Странной была эта весна и плохим лето в жизни Нины. Ее озорную доброжелательность сменило ожесточение. Когда люди хвалили зеленеющие озимые, она со злорадством вспоминала, что мельницы в округе сожжены. Когда солнце уже золотило колосья и мальчишки подсматривали за купающимися девчатами, она считала их не как раньше, давясь веселым писком, а с глухой неподдельной злостью. Она кричала, что они уже стали выше винтовки, и отпускала едкие замечания в адрес солдат, совсем как старая карга. Осталась только былая быстрота во всем, что она делала. А может быть, даже и усилилась. Несколько раз за эти полгода было так, что она, несясь по каким-то своим хозяйским делам, вдруг, как пораженная громом, останавливалась, заслышав урчание идущего со стороны гор грузовика.
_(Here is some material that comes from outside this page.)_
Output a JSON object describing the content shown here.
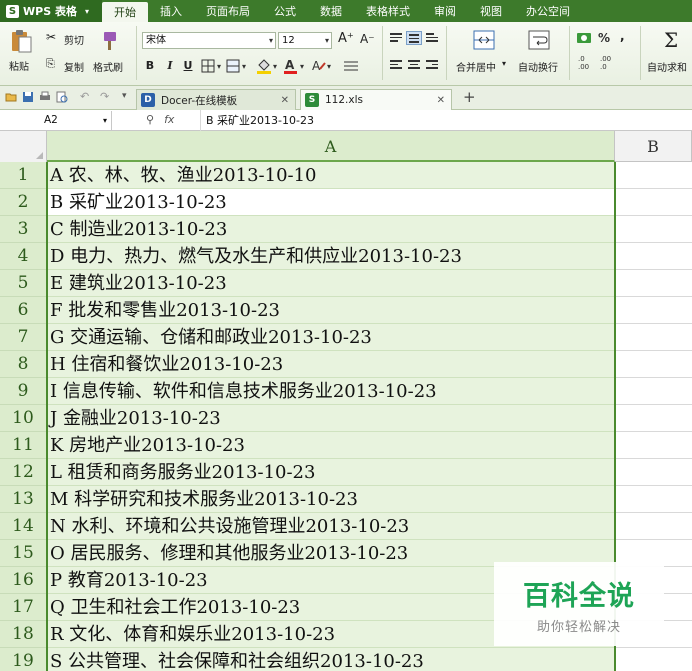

Это армейские соединения проводили операцию, ощупью разыскивая еще глубже спрятавшегося противника, но в деревне воинской части давно не было. Однажды утром Нина подслушала, как Хелена расспрашивала солдата, остановившегося напиться воды из колодца, об офицере по фамилии Колтубай, и не могла даже назвать номер части: вот тогда-то Нина и потеряла надежду. Алексы приучил ее, чтобы она давала ему знать при каждом появлении военных. Брат ей рассказал, что он воевал и руки лишился в какой-то Армии Крайовой, которая была иной, чем Войско Польское, [14] и теперь он чего-то боялся. Однажды спрошенный Ниной, он приказал ей шутливым тоном: «А ну-ка сгребай сено!» — и больше она не пыталась проникнуть в его тайны. Хелена ходила тихая и покорная в присутствии мужа, который, видя, что Алексы, несмотря на свое увечье, может работать по хозяйству, все с большим бесстыдством признавался в своей старости. Вечерами он рассказывал, как сам Кровавый Васыль поломал на нем зубы. Будто бы сожжение деревни и единственного в околице костела было ничто по сравнению с тем поражением, которое потерпел атаман, поскольку уцелел органист — главный хранитель веры и польскости.
Когда жатва уже приближалась к концу, Хелена настойчиво заговорила о том, что надо ехать в костел. Нина поворачивалась лицом к стене, увешанной святыми, и как бы про себя говорила, что в городке, где находится костел, наверняка стоит гарнизон. И все-таки упорство Хелены объяснялось чем-то другим. Несколько раз ночью вместе с ровным похрапыванием органиста Нина слышала плач. Однажды, когда разговор вновь свернул к этому, она злобно прошептала, подходя к полыхающей плите:
— Будешь исповедоваться, сестра?
Хелена подняла голову и сказала неожиданно громко и печально:
— Буду…
Нина залилась краской стыда. Старик, хоть и напуганный перспективой все еще рискованного путешествия, в конце концов пообещал.
Его выручил случай. На другой день утром Нина вбежала, ища Алексы с обычным в таком случае криком: «Едут!» Со стороны гор доносился ровный шум мотора. Алексы кинулся в поле. Грузовик-фургон остановился у соседней усадьбы; в кузове под брезентом находились раненые и больные солдаты ВОП. Их было человек двенадцать. Двое здоровых сопровождающих принесли им немного воды из колодца, а потом на глазах у Нины совершили обряд поения машины и уехали.
Далеко за полдень со стороны гор донесся грохот. Он приближался необычно быстро. Затем через деревню пролетели три грузовика. Солдаты стояли, держась за железные дуги, поддерживающие брезент. Куры с кудахтаньем взлетели на заборы, машины были уже на другом конце деревни.
— Опять что-то… — говорили люди на полях. Те, у кого на возу лежали снопы, влезли на них, но из-за поднявшейся пыли могли увидеть немного.